The Independent on Sunday's political columnist, John Rentoul, said: "As with any poll, this one will have a margin of error. Usually this would be plus or minus three points on any of the main numbers. So it is possible that nothing has changed since last weekend's YouGov poll, and that these numbers are just more favourable to the Yes campaign as a result of sampling variation. But last weekend's YouGov poll was already more favourable to Yes than previous polls from the same company, so the trend is definitely in the direction of Yes. The best hope of the Better Together campaign is that the apparent breakthrough of the other side will energise its supporters. There is some evidence from other referendums, such as Quebec in 1995, that even a polling lead for separation on the day of the vote can evaporate as people contemplate the seriousness of the change."

He added it was possible to track a trend from the results: "This latest poll seems to show a continuation of a trend from last week, of Labour voters coming over to the cause of independence: 35 per cent of Labour voters now intend to vote Yes, up from 18 per cent a month ago."

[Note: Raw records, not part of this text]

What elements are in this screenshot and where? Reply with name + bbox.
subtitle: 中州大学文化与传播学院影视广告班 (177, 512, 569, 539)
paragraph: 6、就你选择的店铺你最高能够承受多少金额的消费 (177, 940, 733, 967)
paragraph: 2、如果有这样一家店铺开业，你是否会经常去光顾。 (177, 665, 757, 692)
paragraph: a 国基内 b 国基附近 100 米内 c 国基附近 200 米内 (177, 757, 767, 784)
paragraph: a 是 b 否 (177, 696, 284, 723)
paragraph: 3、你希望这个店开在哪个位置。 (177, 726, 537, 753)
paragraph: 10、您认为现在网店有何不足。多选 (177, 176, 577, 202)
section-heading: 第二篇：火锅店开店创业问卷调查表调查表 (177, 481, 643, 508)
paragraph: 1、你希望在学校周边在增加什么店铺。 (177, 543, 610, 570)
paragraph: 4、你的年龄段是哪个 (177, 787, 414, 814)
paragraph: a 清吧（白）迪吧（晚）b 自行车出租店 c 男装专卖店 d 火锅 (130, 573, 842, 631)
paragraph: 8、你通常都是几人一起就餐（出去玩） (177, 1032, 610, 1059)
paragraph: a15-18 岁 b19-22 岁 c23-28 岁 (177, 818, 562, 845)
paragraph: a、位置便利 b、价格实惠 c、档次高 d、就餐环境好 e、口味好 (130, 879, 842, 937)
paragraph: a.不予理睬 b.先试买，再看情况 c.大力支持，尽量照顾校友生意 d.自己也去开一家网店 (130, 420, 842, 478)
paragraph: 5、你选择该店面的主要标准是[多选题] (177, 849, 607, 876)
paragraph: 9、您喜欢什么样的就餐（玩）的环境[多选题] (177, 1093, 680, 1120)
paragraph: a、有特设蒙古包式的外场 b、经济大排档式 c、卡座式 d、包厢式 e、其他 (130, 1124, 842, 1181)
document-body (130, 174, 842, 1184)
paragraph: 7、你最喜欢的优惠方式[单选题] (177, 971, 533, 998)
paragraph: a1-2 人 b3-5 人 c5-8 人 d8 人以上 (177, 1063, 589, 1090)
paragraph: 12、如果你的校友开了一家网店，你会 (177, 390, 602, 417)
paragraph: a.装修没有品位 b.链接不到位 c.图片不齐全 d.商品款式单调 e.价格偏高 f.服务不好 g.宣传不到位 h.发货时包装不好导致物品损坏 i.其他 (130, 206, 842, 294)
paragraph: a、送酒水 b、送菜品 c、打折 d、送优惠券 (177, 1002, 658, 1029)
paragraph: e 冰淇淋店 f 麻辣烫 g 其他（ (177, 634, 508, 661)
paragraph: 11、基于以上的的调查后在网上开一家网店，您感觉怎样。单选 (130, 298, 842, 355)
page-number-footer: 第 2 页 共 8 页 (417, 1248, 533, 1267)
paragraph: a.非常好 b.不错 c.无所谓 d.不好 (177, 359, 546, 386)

Labour, however, seemed unwilling to shoulder the blame, and certainly not former Prime Minister Gordon Brown, who claimed the closeness of the polls was due to dissatisfaction with Conservative policies which had fuelled a feeling among the Scots that breakaway would improve their lives.

"Why has it been difficult to win Scottish votes in support of this principle of sharing that most Scots hold dear?" he said."Many are angry that the Bedroom Tax was imposed upon Scots against their will while at the same time the very wealthy received tax cuts."

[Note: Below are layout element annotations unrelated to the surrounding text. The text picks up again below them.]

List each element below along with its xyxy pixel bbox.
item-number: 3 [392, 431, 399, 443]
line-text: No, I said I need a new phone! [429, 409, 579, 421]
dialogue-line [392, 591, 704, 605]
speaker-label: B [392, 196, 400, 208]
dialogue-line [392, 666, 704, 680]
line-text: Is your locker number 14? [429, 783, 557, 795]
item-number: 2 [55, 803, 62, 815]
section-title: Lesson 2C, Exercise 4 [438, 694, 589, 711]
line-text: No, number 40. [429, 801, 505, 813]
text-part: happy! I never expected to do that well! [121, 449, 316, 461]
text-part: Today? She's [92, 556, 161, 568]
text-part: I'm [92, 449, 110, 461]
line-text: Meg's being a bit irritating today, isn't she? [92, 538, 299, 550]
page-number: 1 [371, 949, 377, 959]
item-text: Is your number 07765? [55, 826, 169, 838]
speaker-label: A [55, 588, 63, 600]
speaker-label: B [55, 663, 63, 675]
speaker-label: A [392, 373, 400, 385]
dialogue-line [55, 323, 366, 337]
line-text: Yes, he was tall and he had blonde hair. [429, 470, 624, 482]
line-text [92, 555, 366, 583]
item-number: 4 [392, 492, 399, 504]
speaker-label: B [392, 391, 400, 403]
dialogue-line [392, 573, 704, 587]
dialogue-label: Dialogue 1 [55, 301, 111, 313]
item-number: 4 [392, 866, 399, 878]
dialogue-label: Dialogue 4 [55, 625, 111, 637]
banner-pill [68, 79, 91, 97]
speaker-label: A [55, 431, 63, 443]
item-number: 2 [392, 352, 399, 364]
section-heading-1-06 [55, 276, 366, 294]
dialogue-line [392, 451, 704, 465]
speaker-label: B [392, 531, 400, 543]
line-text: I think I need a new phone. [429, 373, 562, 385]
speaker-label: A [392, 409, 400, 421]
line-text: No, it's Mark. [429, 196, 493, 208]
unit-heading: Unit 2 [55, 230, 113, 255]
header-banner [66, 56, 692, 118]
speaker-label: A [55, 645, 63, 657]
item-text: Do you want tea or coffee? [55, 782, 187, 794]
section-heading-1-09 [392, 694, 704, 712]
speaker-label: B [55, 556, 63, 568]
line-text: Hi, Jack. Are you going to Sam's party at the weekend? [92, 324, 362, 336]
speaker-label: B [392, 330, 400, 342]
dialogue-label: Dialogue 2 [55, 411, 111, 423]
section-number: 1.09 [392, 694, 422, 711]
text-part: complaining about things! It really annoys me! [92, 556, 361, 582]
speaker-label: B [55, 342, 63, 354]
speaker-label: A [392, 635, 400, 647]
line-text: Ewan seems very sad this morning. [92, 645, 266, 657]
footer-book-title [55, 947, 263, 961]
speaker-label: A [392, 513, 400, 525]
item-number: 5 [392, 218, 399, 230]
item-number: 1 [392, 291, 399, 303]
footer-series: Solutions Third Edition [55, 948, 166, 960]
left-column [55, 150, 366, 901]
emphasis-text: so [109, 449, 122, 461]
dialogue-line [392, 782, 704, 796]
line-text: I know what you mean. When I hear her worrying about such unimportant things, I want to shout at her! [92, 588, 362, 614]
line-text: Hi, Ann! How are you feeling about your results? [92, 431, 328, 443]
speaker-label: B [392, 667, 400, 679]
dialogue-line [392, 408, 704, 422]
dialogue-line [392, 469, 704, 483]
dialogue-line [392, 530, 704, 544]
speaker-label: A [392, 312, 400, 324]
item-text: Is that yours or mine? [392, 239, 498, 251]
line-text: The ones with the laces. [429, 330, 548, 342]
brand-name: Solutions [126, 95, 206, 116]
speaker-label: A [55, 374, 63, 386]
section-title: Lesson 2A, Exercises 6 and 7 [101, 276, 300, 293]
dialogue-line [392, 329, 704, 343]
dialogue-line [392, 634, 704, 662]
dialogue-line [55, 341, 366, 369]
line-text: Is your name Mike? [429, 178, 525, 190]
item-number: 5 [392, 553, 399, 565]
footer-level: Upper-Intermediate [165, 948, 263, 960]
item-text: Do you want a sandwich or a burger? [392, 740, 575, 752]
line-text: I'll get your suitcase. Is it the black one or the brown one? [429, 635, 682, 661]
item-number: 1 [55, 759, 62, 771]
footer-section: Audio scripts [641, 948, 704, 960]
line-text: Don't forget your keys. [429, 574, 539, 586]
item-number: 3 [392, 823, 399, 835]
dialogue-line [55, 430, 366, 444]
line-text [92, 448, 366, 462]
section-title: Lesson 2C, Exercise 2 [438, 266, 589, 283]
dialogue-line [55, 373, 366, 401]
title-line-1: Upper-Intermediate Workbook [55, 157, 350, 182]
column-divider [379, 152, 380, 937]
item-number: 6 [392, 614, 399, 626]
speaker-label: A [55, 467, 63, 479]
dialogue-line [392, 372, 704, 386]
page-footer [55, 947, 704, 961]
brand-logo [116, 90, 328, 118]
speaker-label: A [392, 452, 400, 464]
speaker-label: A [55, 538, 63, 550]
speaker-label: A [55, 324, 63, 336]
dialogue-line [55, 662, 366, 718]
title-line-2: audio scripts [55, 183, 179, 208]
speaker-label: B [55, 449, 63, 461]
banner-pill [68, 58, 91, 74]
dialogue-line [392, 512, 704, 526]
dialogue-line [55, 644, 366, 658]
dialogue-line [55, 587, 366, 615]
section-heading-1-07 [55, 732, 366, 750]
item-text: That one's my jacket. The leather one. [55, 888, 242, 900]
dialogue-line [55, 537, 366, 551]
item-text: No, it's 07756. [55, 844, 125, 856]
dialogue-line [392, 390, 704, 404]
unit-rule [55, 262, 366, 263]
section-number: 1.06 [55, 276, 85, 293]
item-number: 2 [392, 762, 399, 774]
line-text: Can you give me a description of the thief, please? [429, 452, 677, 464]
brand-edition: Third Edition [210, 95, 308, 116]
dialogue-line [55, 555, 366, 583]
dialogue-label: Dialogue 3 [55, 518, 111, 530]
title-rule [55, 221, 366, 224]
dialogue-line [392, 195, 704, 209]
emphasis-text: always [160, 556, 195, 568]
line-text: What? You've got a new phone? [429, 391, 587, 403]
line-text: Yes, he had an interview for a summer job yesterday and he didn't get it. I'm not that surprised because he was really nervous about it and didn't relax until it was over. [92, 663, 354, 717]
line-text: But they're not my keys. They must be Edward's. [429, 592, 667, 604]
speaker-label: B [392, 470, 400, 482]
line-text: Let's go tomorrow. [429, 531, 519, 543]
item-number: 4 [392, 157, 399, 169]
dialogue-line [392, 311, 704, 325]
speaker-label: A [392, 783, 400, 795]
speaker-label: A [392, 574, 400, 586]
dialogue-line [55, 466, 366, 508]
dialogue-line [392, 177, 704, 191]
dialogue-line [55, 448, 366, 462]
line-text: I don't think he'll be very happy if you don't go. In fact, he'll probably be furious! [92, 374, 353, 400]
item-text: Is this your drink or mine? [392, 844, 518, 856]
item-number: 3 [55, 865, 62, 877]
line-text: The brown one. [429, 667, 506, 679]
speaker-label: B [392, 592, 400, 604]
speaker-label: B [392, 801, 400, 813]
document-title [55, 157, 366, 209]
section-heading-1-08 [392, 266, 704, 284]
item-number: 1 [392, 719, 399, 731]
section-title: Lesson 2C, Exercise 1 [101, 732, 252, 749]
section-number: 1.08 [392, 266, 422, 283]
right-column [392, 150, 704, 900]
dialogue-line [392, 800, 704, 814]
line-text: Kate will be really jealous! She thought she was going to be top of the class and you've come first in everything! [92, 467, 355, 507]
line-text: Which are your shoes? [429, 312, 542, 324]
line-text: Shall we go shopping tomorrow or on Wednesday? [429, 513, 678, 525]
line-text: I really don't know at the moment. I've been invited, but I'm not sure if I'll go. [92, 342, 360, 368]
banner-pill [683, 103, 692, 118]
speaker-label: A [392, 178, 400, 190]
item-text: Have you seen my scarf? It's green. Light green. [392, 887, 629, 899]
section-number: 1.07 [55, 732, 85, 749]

Earlier in the day, The Sunday Times' owner Rupert Murdoch had teased the contents of the poll, which he insisted was "reliable", in a series of tweets. With his rarely hidden dislike for the Conservative and Labour leaderships intact, he tweeted: "Scottish independence means huge black eye for whole political establishment, especially Cameron and Milliband [sic]".

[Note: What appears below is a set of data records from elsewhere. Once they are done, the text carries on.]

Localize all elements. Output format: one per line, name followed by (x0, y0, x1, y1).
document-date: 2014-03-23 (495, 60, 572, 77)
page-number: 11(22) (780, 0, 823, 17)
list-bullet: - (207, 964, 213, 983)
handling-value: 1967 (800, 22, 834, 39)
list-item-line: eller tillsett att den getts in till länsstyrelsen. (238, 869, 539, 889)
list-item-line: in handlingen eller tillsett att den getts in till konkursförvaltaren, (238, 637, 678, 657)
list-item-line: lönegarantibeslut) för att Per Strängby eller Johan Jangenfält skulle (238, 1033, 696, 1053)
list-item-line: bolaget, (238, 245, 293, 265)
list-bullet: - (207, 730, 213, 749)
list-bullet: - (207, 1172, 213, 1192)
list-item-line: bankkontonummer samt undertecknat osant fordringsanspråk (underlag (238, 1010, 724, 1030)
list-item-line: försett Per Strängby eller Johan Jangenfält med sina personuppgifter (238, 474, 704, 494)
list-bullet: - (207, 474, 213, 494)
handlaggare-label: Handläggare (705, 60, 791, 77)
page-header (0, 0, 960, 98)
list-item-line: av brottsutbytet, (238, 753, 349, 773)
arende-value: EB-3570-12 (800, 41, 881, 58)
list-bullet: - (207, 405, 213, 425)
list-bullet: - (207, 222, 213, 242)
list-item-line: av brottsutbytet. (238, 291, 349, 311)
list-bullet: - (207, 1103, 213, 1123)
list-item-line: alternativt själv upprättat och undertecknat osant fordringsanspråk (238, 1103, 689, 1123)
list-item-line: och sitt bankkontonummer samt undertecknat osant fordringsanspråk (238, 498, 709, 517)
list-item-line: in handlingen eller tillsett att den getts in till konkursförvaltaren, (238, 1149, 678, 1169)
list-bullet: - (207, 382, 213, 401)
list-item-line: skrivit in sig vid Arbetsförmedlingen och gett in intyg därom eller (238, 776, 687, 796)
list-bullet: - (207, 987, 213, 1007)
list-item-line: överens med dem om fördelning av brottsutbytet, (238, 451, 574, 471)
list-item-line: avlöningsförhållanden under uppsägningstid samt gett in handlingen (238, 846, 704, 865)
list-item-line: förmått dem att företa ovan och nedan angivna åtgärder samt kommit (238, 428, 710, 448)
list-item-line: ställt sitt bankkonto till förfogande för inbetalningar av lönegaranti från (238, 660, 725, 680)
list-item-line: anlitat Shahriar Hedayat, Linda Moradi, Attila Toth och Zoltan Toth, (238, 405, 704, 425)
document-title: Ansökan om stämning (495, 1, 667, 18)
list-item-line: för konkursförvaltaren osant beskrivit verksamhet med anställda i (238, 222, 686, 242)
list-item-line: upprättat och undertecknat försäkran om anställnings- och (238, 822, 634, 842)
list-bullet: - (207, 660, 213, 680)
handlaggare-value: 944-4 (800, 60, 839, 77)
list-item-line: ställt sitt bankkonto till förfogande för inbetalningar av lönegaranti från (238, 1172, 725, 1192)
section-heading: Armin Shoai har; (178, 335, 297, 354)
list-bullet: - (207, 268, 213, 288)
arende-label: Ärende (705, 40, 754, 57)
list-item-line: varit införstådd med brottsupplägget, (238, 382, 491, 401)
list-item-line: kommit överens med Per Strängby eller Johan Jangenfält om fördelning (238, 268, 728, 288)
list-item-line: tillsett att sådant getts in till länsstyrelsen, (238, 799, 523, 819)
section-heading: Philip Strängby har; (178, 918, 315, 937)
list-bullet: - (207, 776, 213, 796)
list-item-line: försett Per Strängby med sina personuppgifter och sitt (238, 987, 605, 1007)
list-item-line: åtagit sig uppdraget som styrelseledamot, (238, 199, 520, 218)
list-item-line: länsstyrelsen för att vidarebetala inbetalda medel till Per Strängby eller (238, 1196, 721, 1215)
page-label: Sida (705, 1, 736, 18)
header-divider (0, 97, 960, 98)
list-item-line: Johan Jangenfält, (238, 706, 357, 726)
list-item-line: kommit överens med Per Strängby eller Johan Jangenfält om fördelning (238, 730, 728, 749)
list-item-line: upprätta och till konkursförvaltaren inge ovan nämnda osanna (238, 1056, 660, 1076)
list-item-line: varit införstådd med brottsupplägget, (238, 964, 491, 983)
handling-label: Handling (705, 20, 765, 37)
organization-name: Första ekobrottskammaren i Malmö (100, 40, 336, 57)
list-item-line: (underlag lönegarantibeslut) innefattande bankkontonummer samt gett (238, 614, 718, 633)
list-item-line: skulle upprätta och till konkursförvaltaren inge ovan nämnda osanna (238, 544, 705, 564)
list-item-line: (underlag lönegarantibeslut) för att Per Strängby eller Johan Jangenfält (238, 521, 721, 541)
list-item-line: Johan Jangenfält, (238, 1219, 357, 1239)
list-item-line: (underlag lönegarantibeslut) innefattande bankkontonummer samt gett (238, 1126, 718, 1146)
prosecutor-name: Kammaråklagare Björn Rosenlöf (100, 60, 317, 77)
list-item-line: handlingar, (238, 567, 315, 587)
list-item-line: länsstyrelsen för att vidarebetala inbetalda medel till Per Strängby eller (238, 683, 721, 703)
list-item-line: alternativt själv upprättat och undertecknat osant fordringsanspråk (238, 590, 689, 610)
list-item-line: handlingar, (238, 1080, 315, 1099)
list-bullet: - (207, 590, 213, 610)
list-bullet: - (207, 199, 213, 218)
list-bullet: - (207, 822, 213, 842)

The concern at the narrowing polls has led the Better Together campaign to enter cross-party talks to come up with a new offer to Scottish residents in the final passage of campaigning, it was also suggested last night. More reassurances about further devolution of powers from Westminster to Holyrood are set to be put on the table, pledges that would be hardened up in the next Queen's Speech with the conciliatory approach of bringing in SNP members to discuss how a new Scottish "conference" would operate in the wake of a "no vote".

Alistair Darling, who leads the Better Together campaign, said last night: "This [new poll] must serve as a wake-up call to anyone who thought the referendum result was a foregone conclusion."